Les commissions scolaires ont décliné une proposition d'entente à l'amiable soumise par les demandeurs de l'action collective sur les frais imposés aux parents, a appris La Presse. Cette offre demandait de rembourser 25 $ par an depuis 2009 pour chacun des 900 000 élèves concernés, une facture évaluée entre 150 et 200 millions de dollars.

Les pourparlers entre les deux parties sont maintenant suspendus. Et la situation paraît s'enliser. Les commissions scolaires poursuivent leurs assureurs, qui refusent de couvrir les éventuels dommages à payer. Et elles attendent toujours une action tangible du gouvernement Couillard, qui promettait de faire le ménage dans le «fouillis» des factures envoyées aux parents.

L'action collective a été intentée par une mère de Saguenay, Daisye Marcil, en 2013. Elle a été autorisée par la Cour supérieure trois ans plus tard. Elle vise 68 des 72 commissions scolaires, qui auraient facturé des frais illégalement aux parents pour des sorties éducatives et du matériel scolaire depuis 2009.
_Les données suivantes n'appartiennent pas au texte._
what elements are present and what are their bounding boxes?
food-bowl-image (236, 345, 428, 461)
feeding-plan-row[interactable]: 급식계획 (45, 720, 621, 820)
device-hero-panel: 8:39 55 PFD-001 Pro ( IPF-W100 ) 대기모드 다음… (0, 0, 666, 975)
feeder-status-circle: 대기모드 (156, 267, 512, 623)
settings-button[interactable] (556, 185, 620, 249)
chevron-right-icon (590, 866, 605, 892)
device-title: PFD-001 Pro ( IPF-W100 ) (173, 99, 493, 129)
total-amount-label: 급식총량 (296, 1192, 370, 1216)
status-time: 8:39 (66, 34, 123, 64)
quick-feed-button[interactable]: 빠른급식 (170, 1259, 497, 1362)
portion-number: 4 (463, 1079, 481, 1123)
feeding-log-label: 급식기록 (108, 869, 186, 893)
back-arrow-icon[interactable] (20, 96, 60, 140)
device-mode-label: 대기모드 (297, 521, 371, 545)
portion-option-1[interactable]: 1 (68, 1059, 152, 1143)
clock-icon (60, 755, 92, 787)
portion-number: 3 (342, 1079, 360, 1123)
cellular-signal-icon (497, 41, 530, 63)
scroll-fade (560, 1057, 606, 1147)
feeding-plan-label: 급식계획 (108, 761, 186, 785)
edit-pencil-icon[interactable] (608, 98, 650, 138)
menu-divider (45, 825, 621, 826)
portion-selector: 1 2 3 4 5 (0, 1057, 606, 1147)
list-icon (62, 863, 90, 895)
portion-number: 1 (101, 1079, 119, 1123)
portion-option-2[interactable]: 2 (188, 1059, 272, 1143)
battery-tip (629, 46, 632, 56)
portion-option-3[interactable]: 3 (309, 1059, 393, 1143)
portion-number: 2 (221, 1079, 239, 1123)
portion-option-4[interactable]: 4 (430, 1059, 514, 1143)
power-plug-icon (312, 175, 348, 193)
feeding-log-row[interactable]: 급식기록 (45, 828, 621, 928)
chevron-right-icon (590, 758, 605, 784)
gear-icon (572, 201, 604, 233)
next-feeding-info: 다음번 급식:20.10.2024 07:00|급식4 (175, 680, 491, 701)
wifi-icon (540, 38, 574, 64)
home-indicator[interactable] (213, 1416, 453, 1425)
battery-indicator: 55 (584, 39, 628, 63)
Selon la Loi sur l'instruction publique, l'élève «a droit à la gratuité des manuels scolaires et du matériel didactique requis pour l'enseignement des programmes d'études». Mais les «documents dans lesquels l'élève écrit, dessine ou découpe» ne sont pas gratuits, tout comme les effets scolaires qui ne peuvent être réutilisés (les crayons, par exemple).

L'action collective exige le remboursement des frais facturés illégalement depuis 2009 et le paiement de 100 $ par élève à titre de dommages punitifs. Les avocats de Mme Marcil précisent que la valeur des demandes se situe «bien au-delà des 300 millions» qui ont été véhiculés jusqu'ici. Mais elles ne peuvent être chiffrées avec précision à ce stade-ci.

«L'objectif est d'avoir un remboursement raisonnable pour le passé et de changer les choses pour l'avenir. Les gens demandent que ça cesse, ces frais», explique Me Manon Lechasseur, avocate de Daisye Marcil.

Une offre de règlement a été proposée aux commissions scolaires et elle a été déclinée, ont reconnu Me Lechasseur et son collègue Me Yves Laperrière. Ils n'ont toutefois ni infirmé ni confirmé les chiffres obtenus par La Presse de sources bien au fait du dossier.

«Les négociations ont été suspendues. À ce stade-ci, il n'y en a pas. Alors c'est pour ça qu'on pousse le débat judiciaire», a indiqué Me Lechasseur à La Presse, hier.

Nomination d'un expert

Selon une directive de la cour, les parties doivent s'entendre d'ici vendredi sur la nomination d'un expert chargé de dresser la liste des frais imposés aux parents dans les 68 commissions scolaires depuis 2009.

L'avocat de 63 des 68 commissions scolaires, Me Bernard Jacob, s'est refusé à tout commentaire. Il n'a pas voulu confirmer l'existence de l'offre.

Selon nos sources, la proposition de règlement n'était pas considérée comme mauvaise en soi par l'ensemble des commissions scolaires. Certaines la jugeaient même raisonnable, compte tenu des demandes contenues dans l'action collective. Si l'offre n'a pas été retenue, c'est en bonne partie parce qu'on se demande qui va payer exactement et parce qu'on craint que les services aux élèves n'écopent, toujours d'après nos sources. Il paraît ainsi acquis que les commissions scolaires devront sortir le chéquier, que les demandeurs ont une bonne cause.

Démêlés avec les assureurs

Le litige avec les compagnies d'assurances, dont Aviva et Intact, pèse lourd dans la balance. Elles paient les frais d'avocat, mais refusent pour le moment de couvrir les dommages éventuels, même en partie. Les commissions scolaires ont intenté un recours judiciaire contre elles (un appel en garantie). Les assureurs leur auraient toutefois signifié récemment qu'ils seraient prêts à négocier pour régler ce litige.

Lors d'une rencontre à huis clos le 23 mars, les représentants des commissions scolaires ont fait le point sur la situation. Le ministre de l'Éducation, Sébastien Proulx, leur a transmis un message selon lequel il est prêt à «jouer un rôle actif» dans le dossier de l'action collective, selon nos sources. Lequel? Il ne l'a pas précisé. 

Chose certaine, Sébastien Proulx n'a toujours pas «uniformisé» les frais facturés aux parents comme il s'y était engagé en septembre dernier. 

Pratiques modifiées

À défaut de nouvelles directives en provenance de Québec, des commissions scolaires cherchent à réduire le risque financier que représente l'action collective. Comme chaque année scolaire qui s'ajoute est prise en compte dans la poursuite, elles tentent de limiter le remboursement à verser éventuellement en modifiant leurs pratiques.

La commission scolaire de la Seigneurie-des-Mille-Îles a ainsi donné à ses écoles une «consigne» selon laquelle, «pour l'année scolaire 2018-2019, aucun montant ne doit être facturé aux parents pour une activité ou une sortie qui se déroule pendant les heures de classe, à moins d'une modification législative». Il n'y aurait donc pas de sorties, ou alors elles devraient être financées autrement. La commission scolaire a demandé que cette consigne soit respectée «le plus possible» dès cette année.